The Taverner Choir & Players: Western Wind

The Taverner Choir & Players bring us a benchmark performance of the Western Wind Mass by the choir’s namesake, John Taverner. There have already been recordings by The Sixteen, The Tallis Scholars, Ars Nova Copenhagen and King’s College Choir, Cambridge – but the striking originality of the Taverner Choir’s interpretation and programming puts this disc in a league of its own.

Our rating

5

Published: October 18, 2016 at 12:17 pm

COMPOSERS: Aston,Cornysh,Henry VIII,Taverner
LABELS: Avie
ALBUM TITLE: Western Wind
WORKS: Taverner: Mass (Western Wynde); plus works by Cornysh, Aston and Henry VIII
PERFORMER: Emily Van Evera (soprano), Charles Daniels (tenor); Taverner Choir & Players/Andrew Parrott
CATALOGUE NO: Avie AV 2352

The Taverner Choir & Players bring us a benchmark performance of the Western Wind Mass by the choir’s namesake, John Taverner. There have already been recordings by The Sixteen, The Tallis Scholars, Ars Nova Copenhagen and King’s College Choir, Cambridge – but the striking originality of the Taverner Choir’s interpretation and programming puts this disc in a league of its own.

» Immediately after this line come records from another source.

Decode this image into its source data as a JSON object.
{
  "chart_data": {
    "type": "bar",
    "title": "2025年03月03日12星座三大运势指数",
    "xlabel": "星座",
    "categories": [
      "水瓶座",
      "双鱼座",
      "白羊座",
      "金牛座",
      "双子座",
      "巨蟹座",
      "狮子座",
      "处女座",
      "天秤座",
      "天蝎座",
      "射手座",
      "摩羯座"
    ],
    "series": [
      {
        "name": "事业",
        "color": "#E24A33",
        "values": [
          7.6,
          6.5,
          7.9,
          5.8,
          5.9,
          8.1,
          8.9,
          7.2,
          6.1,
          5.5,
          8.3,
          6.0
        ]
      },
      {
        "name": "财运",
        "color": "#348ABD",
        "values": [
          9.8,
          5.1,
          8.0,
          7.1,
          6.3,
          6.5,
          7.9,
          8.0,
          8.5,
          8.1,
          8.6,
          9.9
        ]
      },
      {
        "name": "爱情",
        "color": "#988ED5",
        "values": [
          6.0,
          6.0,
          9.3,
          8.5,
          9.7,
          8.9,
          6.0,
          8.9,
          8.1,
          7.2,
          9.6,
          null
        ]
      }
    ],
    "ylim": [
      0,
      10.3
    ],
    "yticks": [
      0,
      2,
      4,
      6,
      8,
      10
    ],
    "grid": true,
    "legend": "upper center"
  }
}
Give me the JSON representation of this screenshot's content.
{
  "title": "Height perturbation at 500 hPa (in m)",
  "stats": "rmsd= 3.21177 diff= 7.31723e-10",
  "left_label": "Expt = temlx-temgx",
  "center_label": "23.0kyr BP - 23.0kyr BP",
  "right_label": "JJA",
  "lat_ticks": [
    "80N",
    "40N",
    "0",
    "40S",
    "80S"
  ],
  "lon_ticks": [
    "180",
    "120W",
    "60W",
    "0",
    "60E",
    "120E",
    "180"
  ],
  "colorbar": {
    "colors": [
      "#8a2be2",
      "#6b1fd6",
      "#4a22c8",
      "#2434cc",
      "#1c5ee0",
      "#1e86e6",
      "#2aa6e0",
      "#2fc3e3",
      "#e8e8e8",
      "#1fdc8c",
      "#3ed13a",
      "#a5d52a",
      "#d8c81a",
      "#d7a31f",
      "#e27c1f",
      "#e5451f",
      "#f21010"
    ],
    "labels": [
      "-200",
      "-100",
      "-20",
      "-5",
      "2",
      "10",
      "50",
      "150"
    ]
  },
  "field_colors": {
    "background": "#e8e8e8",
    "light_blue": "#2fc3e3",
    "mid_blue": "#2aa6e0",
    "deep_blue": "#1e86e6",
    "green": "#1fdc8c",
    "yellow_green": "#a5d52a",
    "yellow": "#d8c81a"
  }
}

The Mass presents variations on the secular song Western Wynde. Director Andrew Parrott probes how those variations differ when Taverner is writing for solo lines as opposed to for full choir. Parrott further draws out these differences by including after the Mass two of Taverner’s responds, which also contrast solo with choral sections. He illuminates Taverner’s characteristic handling of textures, perhaps clearest in the lyricism of entwined single voices. The choral sections, while exquisite in their ensemble, are also marked by a warmth of individual tones absent from rival recordings.

This disc is also unique in the way it embeds Taverner’s Mass in Tudor secular music. Wedged between Mass movements are dance, song, and keyboard solos, performed by leading artists like Stephen Devine (harpsichord) and Emily Van Evera (soprano). We are given a view of the repertory that inspired Taverner, not least the Western Wynde song itself, performed unaccompanied by Van Evera. In the final track Parrott gives us this melody as his own 50-second arrangement for viol and mute cornett, exemplifying his powers to reinvent, and draw us into, the musical world of Henry VIII.